DISCUSSION

The purpose of this data report is to document the nature and occurrence of this early Pliocene Ethmodiscus ooze. However, some features documented using the BSEI analysis are worthy of brief explanation and discussion. The Ethmodiscus laminae comprise layers, or stacks, of frustule fragments. The burrows are horizontal in attitude and appear to run along the Ethmodiscus laminae (Fig. 4C, 4D; marked "x" on Fig. 1A); the bioturbating organism presumably was feeding on the rich store of organic matter in the Ethmodiscus laminae. The flux of Ethmodiscus frustules may have temporarily overwhelmed the benthos, reducing the extent to which the infauna could mix the sediment. The mechanism for the concentration of Ethmodiscus frustules into laminations will continue to be a matter for further debate; the short stratigraphic occurrence of this one interval at Site 1010 precludes any meaningful interpretation. However, the alternation between Ethmodiscus laminae and mixed-sediment laminae is suggestive of a cyclical mode of deposition (Fig. 3F; marked "cy" on Fig. 2A, 2C).

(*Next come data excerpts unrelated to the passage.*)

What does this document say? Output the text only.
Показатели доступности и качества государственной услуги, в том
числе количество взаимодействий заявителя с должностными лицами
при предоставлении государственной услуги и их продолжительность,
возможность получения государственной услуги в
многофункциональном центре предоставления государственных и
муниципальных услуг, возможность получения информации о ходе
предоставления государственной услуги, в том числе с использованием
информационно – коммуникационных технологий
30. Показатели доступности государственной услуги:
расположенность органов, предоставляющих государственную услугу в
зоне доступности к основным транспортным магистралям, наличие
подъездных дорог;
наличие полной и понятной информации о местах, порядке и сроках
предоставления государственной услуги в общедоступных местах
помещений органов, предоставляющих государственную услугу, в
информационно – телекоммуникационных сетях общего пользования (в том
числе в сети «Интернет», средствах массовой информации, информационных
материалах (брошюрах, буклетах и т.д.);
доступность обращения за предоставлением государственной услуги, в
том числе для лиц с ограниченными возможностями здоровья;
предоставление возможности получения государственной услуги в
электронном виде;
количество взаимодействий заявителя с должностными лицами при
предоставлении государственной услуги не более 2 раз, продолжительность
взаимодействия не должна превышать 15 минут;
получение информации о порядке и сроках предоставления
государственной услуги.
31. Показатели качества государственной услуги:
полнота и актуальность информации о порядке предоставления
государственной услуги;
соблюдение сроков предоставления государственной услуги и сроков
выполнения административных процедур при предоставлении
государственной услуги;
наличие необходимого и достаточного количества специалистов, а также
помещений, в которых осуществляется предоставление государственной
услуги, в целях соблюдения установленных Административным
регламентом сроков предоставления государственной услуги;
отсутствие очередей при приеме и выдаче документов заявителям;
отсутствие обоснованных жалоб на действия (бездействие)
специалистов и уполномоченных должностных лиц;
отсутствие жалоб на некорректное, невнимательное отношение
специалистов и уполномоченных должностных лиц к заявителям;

Ethmodiscus cells behave in similar ways to Rhizosolenia chains and mats in that both are positively buoyant and concentrated in the surface waters by low wind speeds (Villareal, 1988, 1992, 1993; Villareal et al., 1993; Villareal and Carpenter, 1989). Rhizosolenia mats are also concentrated along convergent oceanic frontal zones in the Eastern Equatorial Pacific Ocean (Yoder et al., 1994), and Ethmodiscus oozes are often found in swaths beneath tropical seas (Round, 1980). Ethmodiscus is characteristic of oligotrophic waters, so there would appear to be no ecological support for an increase in nutrients facilitating blooms of Ethmodiscus that are sedimented to form oozes (as discussed in Villareal, 1993). Considering the similarity in behavior between the two genera, it is possible that in the geological past Ethmodiscus frustules may have been concentrated along oceanic convergences in a similar way to Rhizosolenia chains and mats today (Kemp, 1995). The Ethmodiscus cells may have been deposited en masse by a similar physical oceanographic process to that proposed for the Neogene Thalassiothrix longissima Cleve & Grunow dominated diatom mat deposits of the Eastern Equatorial Pacific and North Atlantic (Bodén and Backman, 1996; Kemp et al., 1995). The alternation between the Ethmodiscus and mixed-sediment laminae could reflect the periodic movement of the frontal zone. Thorough investigation of other Ethmodiscus ooze deposits from the world's oceans would be required to test this hypothesis. However, it is interesting to note that the early Pliocene Ethmodiscus ooze interval recovered at Site 1010 occurs at the stratigraphic top of a diatom-bearing interval (Miocene to early Pliocene) and directly below a diatom-barren interval (Shipboard Scientific Party, 1997). This could suggest that the productive waters of the California Current are moving shoreward across Site 1010 during the late Miocene to early Pliocene and that the Ethmodiscus ooze was deposited at the outer edge of these productive waters, supporting a possible frontal mechanism of formation.